Data shuttling can increase energy consumption anywhere from 3 to 10,000 times above what’s required for the actual computation, said Wang.
The chip was highly efficient when challenged with two speech recognition tasks. One, Google Speech Commands, is small but practical. Here, speed is key. The other, Librispeech, is a mammoth system that helps transcribe speech to text, taxing the chip’s ability to process massive amounts of data.
When pitted against conventional computers, the chip performed equally as accurately but finished the job faster and with far less energy, using less than a tenth of what’s normally required for some tasks.

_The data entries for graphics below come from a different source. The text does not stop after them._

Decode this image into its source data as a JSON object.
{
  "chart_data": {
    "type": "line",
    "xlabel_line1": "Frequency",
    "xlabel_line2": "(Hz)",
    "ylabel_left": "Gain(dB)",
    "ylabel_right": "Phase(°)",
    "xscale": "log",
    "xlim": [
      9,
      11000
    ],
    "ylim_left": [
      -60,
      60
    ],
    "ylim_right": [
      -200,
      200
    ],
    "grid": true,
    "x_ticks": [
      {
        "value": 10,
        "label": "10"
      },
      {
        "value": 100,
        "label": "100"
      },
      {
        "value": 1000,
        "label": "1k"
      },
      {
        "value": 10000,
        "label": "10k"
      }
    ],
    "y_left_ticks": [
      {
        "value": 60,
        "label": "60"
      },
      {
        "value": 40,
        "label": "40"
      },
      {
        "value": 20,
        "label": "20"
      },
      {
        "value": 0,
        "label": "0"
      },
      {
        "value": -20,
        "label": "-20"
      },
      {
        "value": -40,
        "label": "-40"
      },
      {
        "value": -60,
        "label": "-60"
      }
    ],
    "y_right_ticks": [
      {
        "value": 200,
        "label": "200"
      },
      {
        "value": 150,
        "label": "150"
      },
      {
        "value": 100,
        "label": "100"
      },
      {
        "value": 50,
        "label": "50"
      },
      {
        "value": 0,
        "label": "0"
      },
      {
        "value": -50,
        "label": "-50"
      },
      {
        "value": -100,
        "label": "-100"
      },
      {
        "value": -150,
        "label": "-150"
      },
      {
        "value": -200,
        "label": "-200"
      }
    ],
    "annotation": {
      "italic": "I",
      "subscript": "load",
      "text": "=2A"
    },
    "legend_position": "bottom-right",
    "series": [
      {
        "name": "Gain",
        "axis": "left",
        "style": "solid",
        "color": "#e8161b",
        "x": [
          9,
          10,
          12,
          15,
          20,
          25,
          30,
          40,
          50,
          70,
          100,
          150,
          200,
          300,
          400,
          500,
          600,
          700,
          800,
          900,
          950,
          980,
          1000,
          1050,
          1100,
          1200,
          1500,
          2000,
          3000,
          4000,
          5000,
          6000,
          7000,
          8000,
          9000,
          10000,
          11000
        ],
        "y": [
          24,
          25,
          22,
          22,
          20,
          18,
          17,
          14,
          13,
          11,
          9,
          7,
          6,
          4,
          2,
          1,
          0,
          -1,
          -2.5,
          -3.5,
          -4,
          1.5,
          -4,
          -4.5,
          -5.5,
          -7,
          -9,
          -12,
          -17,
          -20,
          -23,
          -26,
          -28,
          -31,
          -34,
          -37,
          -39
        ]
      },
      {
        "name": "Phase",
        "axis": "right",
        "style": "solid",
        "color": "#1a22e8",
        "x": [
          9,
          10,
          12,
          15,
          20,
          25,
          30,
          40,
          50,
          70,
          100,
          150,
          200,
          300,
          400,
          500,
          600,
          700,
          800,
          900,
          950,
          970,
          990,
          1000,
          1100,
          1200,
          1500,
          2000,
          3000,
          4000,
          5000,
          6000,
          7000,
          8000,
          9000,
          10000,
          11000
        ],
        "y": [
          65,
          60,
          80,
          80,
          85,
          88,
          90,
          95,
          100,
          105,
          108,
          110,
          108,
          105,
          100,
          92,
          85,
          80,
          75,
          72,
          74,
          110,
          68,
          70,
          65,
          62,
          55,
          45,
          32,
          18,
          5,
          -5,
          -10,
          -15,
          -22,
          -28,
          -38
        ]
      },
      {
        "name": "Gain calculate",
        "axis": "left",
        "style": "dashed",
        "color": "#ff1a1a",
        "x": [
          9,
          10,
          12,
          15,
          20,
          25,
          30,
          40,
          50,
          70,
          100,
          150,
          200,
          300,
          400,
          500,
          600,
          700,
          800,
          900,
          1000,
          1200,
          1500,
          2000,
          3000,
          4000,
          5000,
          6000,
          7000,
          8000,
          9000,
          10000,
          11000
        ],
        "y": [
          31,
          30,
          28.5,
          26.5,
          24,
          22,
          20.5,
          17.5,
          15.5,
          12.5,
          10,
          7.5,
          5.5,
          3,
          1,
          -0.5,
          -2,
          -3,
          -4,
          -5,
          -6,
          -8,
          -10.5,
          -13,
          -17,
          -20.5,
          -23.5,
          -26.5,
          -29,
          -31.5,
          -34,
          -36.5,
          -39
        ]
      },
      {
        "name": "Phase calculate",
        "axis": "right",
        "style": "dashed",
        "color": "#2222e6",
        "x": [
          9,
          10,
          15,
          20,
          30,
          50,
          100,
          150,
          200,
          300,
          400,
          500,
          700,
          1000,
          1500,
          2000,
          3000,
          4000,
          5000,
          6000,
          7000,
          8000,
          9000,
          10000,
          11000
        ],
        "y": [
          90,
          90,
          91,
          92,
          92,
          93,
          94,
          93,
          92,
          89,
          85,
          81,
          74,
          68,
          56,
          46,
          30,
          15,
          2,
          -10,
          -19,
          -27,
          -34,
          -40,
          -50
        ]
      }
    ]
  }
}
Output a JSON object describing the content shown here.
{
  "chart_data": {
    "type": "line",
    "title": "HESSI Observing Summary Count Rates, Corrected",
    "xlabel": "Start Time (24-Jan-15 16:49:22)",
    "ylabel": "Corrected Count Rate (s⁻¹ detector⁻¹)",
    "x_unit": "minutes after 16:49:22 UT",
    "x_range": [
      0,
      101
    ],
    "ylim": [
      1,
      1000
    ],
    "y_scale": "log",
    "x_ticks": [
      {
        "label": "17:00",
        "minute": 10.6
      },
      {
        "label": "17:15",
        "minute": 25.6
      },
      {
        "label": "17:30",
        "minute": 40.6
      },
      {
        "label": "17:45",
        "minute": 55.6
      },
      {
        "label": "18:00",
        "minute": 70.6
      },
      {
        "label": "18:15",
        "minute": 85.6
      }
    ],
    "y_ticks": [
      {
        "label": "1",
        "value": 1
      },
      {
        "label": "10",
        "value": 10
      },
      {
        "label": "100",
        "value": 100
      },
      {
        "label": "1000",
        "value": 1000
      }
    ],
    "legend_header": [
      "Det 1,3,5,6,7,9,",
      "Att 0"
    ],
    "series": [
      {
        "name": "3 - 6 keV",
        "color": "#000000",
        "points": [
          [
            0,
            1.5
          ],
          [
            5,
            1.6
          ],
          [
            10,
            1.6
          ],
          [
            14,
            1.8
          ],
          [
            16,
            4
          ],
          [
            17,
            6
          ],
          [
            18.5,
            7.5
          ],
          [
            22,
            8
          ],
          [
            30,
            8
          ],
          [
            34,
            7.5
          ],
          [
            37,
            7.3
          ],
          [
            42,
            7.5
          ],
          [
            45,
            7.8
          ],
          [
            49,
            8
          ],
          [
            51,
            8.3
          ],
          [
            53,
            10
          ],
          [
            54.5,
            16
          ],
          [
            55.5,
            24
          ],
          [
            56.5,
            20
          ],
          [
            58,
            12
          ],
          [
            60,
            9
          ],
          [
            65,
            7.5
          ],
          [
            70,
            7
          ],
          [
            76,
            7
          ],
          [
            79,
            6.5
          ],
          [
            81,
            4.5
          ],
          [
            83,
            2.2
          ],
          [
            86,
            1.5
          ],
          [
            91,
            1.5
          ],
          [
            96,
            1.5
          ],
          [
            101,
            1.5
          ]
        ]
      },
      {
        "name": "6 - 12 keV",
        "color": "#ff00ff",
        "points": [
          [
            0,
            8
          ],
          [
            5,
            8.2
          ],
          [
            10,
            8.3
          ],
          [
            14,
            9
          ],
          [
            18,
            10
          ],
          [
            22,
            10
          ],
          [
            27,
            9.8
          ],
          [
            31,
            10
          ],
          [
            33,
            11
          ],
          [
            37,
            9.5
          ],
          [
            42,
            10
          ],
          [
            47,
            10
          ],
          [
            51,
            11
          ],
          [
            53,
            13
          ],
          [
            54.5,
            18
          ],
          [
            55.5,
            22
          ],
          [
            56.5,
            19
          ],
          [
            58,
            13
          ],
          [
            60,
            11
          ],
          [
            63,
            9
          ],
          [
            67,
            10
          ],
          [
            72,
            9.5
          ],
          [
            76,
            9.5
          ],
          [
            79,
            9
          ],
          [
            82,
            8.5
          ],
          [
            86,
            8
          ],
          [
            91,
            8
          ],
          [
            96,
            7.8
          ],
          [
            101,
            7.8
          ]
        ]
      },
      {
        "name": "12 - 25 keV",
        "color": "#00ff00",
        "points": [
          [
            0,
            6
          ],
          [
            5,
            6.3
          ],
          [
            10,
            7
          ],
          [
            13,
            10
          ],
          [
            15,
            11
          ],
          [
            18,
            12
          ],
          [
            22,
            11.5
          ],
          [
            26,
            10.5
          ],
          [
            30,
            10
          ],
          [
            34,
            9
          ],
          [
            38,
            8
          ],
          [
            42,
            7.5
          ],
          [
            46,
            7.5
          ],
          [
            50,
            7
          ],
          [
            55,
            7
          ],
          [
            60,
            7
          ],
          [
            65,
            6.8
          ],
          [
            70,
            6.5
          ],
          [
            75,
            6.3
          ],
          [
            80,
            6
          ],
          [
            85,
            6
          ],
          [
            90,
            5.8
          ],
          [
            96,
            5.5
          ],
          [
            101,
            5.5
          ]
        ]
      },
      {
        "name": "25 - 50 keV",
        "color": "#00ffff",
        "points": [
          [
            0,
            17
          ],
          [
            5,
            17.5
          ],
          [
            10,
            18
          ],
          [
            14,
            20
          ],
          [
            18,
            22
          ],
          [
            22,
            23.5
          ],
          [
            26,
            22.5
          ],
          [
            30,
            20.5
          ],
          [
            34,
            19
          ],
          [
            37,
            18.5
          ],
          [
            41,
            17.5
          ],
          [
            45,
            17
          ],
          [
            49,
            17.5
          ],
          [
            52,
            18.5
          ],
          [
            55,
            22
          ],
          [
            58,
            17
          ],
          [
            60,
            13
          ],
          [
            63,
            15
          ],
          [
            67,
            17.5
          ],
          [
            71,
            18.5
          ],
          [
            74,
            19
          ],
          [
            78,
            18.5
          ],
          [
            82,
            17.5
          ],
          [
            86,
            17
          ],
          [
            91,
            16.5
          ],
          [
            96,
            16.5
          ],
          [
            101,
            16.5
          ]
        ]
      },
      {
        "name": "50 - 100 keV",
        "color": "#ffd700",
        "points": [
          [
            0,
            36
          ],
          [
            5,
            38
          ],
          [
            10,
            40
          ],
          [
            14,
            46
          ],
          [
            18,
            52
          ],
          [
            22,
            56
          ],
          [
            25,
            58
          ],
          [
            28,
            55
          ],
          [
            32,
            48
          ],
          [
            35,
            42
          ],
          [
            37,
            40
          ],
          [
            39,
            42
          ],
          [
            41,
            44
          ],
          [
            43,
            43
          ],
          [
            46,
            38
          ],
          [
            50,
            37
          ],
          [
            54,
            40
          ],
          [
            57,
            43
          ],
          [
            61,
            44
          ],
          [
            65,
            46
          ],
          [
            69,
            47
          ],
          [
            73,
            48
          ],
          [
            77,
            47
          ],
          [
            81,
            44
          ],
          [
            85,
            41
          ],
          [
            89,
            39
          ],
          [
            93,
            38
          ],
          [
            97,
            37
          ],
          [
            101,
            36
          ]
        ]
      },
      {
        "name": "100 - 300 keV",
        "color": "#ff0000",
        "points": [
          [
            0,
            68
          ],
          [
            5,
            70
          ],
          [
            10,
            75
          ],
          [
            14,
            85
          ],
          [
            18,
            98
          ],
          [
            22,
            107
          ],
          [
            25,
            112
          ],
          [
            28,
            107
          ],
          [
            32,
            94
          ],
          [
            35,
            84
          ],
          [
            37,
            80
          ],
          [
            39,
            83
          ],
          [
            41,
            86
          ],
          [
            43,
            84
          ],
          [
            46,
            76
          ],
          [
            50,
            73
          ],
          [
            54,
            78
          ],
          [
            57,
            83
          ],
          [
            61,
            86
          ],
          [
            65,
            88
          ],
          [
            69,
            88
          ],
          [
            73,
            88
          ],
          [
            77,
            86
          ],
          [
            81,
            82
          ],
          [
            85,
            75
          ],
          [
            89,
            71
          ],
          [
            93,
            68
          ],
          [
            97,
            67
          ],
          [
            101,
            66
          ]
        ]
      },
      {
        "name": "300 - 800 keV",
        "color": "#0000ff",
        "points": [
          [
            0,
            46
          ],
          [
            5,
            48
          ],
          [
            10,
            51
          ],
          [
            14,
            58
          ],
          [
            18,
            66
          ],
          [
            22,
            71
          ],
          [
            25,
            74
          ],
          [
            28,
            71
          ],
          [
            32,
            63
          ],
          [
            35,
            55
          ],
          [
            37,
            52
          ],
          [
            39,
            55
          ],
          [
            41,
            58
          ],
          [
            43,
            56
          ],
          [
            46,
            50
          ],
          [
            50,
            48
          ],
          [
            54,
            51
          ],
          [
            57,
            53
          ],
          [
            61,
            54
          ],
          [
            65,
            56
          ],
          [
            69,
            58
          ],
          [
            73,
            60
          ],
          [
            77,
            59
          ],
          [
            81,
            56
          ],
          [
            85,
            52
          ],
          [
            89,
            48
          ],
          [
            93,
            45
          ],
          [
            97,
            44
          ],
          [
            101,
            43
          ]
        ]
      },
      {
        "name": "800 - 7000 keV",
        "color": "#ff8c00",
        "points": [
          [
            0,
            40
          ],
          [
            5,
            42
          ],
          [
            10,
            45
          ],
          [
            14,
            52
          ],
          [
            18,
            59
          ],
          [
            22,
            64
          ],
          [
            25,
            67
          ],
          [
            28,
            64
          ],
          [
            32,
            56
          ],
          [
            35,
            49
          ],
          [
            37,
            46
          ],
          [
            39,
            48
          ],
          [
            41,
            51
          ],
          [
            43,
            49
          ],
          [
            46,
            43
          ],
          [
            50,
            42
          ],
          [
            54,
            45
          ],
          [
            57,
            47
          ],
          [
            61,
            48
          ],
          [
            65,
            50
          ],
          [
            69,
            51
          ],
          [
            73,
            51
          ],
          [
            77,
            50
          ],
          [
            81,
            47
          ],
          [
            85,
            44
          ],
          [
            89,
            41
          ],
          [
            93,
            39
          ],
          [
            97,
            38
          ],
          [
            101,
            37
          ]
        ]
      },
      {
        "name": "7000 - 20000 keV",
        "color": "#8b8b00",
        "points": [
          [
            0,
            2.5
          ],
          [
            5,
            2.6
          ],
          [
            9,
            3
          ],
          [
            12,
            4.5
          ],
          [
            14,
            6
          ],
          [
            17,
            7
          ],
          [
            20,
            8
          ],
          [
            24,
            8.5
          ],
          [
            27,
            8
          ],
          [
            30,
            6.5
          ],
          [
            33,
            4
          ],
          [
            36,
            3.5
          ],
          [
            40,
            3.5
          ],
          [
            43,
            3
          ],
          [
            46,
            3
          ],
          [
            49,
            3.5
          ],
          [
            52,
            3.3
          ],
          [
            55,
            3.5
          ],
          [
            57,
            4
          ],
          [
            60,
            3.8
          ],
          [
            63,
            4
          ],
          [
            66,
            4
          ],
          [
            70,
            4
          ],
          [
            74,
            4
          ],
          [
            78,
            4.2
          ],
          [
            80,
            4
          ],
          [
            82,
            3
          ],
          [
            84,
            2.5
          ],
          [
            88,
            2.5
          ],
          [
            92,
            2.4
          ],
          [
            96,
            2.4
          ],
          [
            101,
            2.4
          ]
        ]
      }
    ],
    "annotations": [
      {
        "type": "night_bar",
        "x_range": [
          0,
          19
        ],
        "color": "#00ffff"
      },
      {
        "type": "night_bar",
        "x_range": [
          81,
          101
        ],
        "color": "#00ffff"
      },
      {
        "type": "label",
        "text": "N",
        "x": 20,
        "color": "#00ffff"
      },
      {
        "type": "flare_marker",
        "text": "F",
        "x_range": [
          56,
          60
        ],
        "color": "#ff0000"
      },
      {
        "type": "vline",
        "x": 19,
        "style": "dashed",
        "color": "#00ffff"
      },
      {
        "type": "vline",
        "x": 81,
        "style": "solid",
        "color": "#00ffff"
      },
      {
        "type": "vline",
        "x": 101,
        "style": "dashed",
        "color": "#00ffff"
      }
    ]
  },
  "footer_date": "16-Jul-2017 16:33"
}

“These are, to our knowledge, the first demonstrations of commercially relevant accuracy levels on a commercially relevant model…with efficiency and massive parallelism” for an analog chip, the team said.
This is hardly the first analog chip. However, it pushes the idea of neuromorphic computing into the realm of practicality—a chip that could one day power your phone, smart home, and other devices with an efficiency near that of the brain.
Current computers are built on the Von Neumann architecture. Think of it as a house with multiple rooms. One, the central processing unit (CPU), analyzes data. Another stores memory.
For each calculation, the computer needs to shuttle data back and forth between those two rooms, and it takes time and energy and decreases efficiency.
The brain, in contrast, combines both computation and memory into a studio apartment. Its mushroom-like junctions, called synapses, both form neural networks and store memories at the same location. Synapses are highly flexible, adjusting how strongly they connect with other neurons based on stored memory and new learnings—a property called “weights.” Our brains quickly adapt to an ever-changing environment by adjusting these synaptic weights.
IBM has been at the forefront of designing analog chips that mimic brain computation. A breakthrough came in 2016, when they introduced a chip based on a fascinating material usually found in rewritable CDs. The material changes its physical state and shape-shifts from a goopy soup to crystal-like structures when zapped with electricity—akin to a digital 0 and 1.
Here’s the key: the chip can also exist in a hybrid state. In other words, similar to a biological synapse, the artificial one can encode a myriad of different weights—not just binary—allowing it to accumulate multiple calculations without having to move a single bit of data.